The following build steps might actually work:

  1. git clone --recursive https://github.com/strozfriedberg/lightgrep.git
  2. cd lightgrep
  3. autoreconf -fi
  4. ./configure
  5. make -j4
  6. sudo make install

Platforms

Lightgrep can build on Linux, MacOS X, and Windows. It should be noted that Windows builds are a huge pain in the keister; stock up on beer and nachos (Windows builds are easier with a Linux-hosted cross compiler). MacOS X can also be finicky.

Tooling

You'll need the following:

  1. GNU Autotools and Make
  2. GNU Bison
  3. GNU Libtool
  4. GCC or Clang with C++17 support
  5. pkg-config

lightgrep requires C++17 support. Visual Studio isn't quite there yet, but lightgrep could probably be hammered into shape if needed. Why would you do that when you could just use your Linux distro's MinGW cross-compiler?
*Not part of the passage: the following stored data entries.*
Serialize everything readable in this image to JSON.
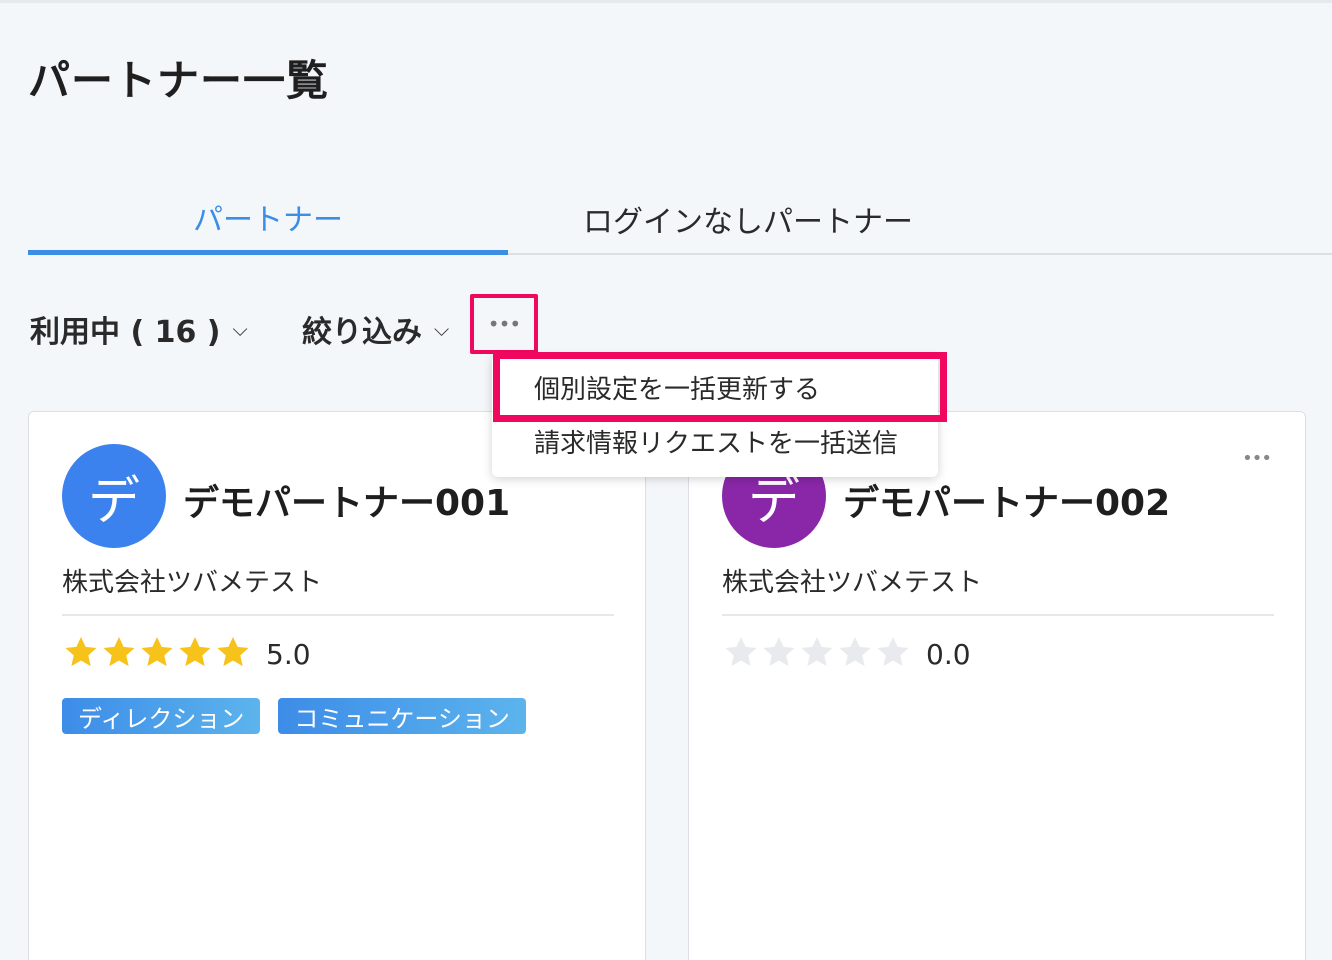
{
  "page": {
    "title": "パートナー一覧"
  },
  "tabs": [
    {
      "label": "パートナー",
      "active": true
    },
    {
      "label": "ログインなしパートナー",
      "active": false
    }
  ],
  "filters": {
    "status_label": "利用中 ( 16 )",
    "narrow_label": "絞り込み",
    "more_icon": "ellipsis-icon"
  },
  "menu": {
    "items": [
      {
        "label": "個別設定を一括更新する",
        "highlighted": true
      },
      {
        "label": "請求情報リクエストを一括送信"
      }
    ]
  },
  "partners": [
    {
      "avatar_char": "デ",
      "avatar_color": "#3b82ef",
      "name": "デモパートナー001",
      "company": "株式会社ツバメテスト",
      "rating": "5.0",
      "stars_filled": 5,
      "tags": [
        "ディレクション",
        "コミュニケーション"
      ]
    },
    {
      "avatar_char": "デ",
      "avatar_color": "#8a27a8",
      "name": "デモパートナー002",
      "company": "株式会社ツバメテスト",
      "rating": "0.0",
      "stars_filled": 0,
      "tags": []
    }
  ],
  "colors": {
    "accent": "#3b8ee6",
    "highlight": "#f0075f",
    "star_filled": "#f7c21a",
    "star_empty": "#e8eaed"
  }
}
If you plan on building lightgrep frequently, we highly recommend installing and using Tridge's excellent ccache.

Dependencies

Basic:

  • Boost headers >= 1.49
  • Boost::program_options
  • ICU >= 1.48

Unit tests:

These libraries must be built with the same compiler as lightgrep.

Lightgrep uses the awesome ICU libraries to do the gruntwork for Unicode regexp features and the wide array of supported encodings. We only use ICU's C API, so chances are high that lightgrep will work with your system's default version of ICU, even if a different compiler was used. However, ICU may be transitioning away from the C API, so this flexibility may change in the future.
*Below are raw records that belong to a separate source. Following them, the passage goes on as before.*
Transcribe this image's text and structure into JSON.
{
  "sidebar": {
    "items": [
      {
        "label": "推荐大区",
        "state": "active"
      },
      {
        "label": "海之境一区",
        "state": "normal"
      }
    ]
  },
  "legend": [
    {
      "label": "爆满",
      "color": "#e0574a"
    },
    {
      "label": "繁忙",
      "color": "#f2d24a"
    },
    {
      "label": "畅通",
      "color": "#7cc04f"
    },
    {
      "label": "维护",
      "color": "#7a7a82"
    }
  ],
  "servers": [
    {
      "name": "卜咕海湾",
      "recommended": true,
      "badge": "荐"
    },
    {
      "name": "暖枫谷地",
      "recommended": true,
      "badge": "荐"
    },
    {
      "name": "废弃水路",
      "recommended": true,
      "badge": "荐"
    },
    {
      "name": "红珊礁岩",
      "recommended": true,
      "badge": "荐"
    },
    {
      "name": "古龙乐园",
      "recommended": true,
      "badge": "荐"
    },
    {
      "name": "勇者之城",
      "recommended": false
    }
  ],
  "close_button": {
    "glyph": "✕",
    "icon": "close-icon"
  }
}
Catch2 requires cmake to build it. We build Catch2 as follows ourselves:

cmake -Bbuild -H. -DCMAKE_INSTALL_PREFIX=$INSTALL -DCMAKE_INSTALL_LIBDIR=lib -DPKGCONFIG_INSTALL_DIR=$INSTALL/lib/pkgconfig
cmake --build build/
cmake --install build

where $INSTALL is the base directory where we want to install it. (You could build Catch2 differently, so long as lightgrep can find it.)

Unit Tests

If you've installed Catch2 and Boost::asio, you can run "make check" to build and execute the unit tests. Note that one source file may take several minutes to compile.

Example (of running the tests manually):

$ test/test

=============================================================================== All tests passed (89026670 assertions in 5475 test cases)

$

Installation

By default, make install will place liblightgrep.(a|so) into /usr/local/lib and the lightgrep headers into /usr/local/include/lightgrep. You can specify a different base directory other than /usr/local with the configure script.